朱竹清将姐姐小心地扶到床边坐下,立刻忙碌起来。

她先用木盆打来清水,浸湿毛巾,仔细地为朱竹玥擦拭脸上和手上的尘土与冷汗。

动作算不上特别轻柔,却异常认真,连指缝都不放过。

接着,她又手忙脚乱地整理床铺,将硬邦邦的被子拍松,垫在姐姐身后让她能靠得舒服些。

做完这些,她似乎还想做点什么,在床边站了片刻,忽然伸出手,指尖凝聚起一丝微弱的、属于幽冥灵猫的魂力,试探性地按向朱竹玥的太阳穴。

那魂力带着些许锐利的寒意,与需要温养的经脉格格不入,效果可想而知——不仅没能缓解头痛,反而让朱竹玥不适地蹙了蹙眉。

朱竹清像被烫到一样立刻缩回手,脸上闪过一丝懊恼和无措,耳尖微微泛红。

朱竹玥看着妹妹笨手笨脚却竭尽所能的模样,心头那片因虚弱和潜在威胁而笼罩的阴霾,被一股暖流悄然驱散。

她拉过朱竹清的手,轻轻握住。

“魂技掌握得如何了?”朱竹玥的声音依旧沙哑,但柔和了许多,“明天……等我好些,陪你去后山练习。”

朱竹清感受着掌心微弱的暖意,重重点头:“嗯。我……我大概摸到点门路了,幽冥突刺和影分身都可以用魂技加持。”她顿了顿,反手握紧姐姐的手,“姐,你快休息,我就在这里。”
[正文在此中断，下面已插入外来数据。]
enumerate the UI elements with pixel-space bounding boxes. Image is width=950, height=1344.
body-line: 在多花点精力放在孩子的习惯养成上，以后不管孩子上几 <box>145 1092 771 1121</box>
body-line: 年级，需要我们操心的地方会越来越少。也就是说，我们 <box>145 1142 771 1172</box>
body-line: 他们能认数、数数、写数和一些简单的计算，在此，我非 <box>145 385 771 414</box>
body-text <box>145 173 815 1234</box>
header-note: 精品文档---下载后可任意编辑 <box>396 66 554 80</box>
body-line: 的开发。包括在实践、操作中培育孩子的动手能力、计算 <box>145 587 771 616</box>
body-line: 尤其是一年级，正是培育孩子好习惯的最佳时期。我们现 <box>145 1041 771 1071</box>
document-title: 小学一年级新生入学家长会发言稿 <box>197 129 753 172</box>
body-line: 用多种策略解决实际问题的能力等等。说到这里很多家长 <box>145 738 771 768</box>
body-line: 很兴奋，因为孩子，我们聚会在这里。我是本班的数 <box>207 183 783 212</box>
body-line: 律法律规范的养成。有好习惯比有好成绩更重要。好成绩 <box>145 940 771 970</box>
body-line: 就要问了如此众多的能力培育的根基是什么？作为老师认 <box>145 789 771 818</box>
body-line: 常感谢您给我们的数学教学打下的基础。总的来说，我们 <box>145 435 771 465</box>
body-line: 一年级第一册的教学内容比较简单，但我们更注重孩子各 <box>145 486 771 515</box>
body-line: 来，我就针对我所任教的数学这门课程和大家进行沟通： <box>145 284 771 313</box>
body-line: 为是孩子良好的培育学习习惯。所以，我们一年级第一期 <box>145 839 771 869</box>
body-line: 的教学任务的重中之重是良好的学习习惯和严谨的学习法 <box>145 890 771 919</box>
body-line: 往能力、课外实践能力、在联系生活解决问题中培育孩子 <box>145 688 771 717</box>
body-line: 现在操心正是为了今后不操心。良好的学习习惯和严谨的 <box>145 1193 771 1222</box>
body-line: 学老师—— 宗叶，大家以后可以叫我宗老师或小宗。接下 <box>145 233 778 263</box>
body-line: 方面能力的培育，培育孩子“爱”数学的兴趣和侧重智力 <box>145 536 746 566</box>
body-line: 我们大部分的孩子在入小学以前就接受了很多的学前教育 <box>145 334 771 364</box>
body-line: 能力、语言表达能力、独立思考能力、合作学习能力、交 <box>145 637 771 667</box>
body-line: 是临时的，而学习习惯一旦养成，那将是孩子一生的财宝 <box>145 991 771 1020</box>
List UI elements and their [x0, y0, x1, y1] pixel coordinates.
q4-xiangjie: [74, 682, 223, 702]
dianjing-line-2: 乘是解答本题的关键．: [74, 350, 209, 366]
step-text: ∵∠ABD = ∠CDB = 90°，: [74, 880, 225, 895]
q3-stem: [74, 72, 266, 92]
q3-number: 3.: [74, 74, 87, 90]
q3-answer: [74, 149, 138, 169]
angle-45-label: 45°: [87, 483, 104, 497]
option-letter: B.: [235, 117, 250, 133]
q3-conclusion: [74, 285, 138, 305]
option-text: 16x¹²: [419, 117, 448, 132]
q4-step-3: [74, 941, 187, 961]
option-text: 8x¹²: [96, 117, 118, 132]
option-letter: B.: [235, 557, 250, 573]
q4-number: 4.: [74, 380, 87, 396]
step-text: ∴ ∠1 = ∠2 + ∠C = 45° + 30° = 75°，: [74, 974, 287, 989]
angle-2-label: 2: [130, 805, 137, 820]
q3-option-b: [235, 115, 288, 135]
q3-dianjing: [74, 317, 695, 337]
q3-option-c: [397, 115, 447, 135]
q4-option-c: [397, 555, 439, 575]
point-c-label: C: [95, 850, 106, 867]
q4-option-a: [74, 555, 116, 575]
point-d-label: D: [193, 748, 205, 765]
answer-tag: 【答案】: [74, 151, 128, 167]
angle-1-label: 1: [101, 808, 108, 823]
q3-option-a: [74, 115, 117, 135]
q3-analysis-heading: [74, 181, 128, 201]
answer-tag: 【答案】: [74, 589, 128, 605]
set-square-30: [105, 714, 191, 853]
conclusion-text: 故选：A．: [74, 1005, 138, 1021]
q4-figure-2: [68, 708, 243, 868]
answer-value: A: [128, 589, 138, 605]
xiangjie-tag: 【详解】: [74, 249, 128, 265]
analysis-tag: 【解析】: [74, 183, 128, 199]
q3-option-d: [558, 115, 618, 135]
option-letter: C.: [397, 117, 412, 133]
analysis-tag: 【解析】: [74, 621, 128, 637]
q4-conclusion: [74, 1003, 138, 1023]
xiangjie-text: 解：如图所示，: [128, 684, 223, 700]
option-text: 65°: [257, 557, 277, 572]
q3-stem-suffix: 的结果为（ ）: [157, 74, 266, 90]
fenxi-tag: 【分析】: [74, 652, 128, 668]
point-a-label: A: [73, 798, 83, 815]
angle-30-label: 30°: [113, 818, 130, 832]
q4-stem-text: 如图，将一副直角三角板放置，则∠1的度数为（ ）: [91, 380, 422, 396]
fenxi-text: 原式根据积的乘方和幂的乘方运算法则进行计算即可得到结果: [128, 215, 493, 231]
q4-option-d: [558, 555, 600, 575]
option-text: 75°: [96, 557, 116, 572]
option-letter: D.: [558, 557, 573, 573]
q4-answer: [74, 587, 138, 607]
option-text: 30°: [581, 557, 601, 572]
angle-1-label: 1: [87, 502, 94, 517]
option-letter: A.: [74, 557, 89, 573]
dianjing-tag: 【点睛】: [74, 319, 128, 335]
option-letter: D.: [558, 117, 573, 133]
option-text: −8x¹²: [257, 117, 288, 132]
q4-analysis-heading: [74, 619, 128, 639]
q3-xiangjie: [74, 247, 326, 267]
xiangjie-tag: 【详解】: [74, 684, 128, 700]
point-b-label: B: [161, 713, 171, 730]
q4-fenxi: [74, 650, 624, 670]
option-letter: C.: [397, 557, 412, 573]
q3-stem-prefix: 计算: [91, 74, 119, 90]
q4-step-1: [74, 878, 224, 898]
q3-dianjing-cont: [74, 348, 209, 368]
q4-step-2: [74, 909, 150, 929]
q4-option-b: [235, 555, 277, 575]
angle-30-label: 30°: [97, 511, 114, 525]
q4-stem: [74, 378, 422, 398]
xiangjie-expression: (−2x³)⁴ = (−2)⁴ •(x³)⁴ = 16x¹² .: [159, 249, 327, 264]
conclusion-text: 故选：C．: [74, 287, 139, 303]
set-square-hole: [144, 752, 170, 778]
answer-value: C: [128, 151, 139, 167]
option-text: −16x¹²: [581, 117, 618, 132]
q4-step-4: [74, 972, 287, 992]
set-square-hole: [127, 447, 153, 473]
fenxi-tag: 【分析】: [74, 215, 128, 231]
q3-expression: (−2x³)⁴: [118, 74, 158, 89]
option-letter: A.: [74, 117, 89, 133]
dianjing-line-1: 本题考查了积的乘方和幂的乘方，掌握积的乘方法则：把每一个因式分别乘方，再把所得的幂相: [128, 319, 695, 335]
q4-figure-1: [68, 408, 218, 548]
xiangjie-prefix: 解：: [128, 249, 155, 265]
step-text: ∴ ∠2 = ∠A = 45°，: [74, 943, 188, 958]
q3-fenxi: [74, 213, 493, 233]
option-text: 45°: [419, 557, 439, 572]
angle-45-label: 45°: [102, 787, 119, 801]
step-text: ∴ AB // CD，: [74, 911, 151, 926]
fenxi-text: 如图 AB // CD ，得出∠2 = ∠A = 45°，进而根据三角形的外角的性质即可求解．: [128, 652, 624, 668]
朱竹玥确实疲惫至极,精神与身体的双重透支如同潮水般不断袭来。

在妹妹的注视下,她终于放任自己沉入深沉的睡眠,呼吸逐渐变得绵长平稳。

朱竹清为她掖好被角,熄灭了油灯。

宿舍内陷入黑暗,只有窗外透进朦胧的月光和熹微的晨光。

她没有睡。

她就坐在窗边那张唯一的凳子上,双手环抱膝盖,目光一瞬不瞬地落在熟睡的姐姐脸上。

月光流淌过朱竹玥苍白的面容,长长的睫毛在眼睑下投出一小片阴影,显得脆弱而宁静。

森林中那轮撕裂黑暗、焚尽邪祟的皎洁月华,一次次在她脑海中回放。

那清冷磅礴的力量,那义无反顾挡在她身前的背影,还有姐姐嘴角刺目的鲜红,力竭后轻得仿佛没有重量的身体……所有的画面与情绪,最终沉淀、凝固,在她心底化为一块坚硬冰冷的磐石。

变强。

这两个字不再是空洞的口号或遥远的目标,而是此刻灼烧着她灵魂、驱动着她血液的迫切渴望。

要变得更强,强到足以斩碎前路一切荆棘,强到足以劈开笼罩在姐姐身上的任何阴霾,强到……再没有任何人、任何事,能逼得她最珍视的姐姐,不得不再次使用那种近乎燃烧自己来保护别人的力量。

夜还深,万籁俱寂。

朱竹清缓缓站起身,最后看了一眼沉睡的朱竹玥,眼神温柔而坚定。

她轻轻推开宿舍门,侧身闪入黎明前最浓的黑暗之中。

身后的房间,只余一片安宁的寂静。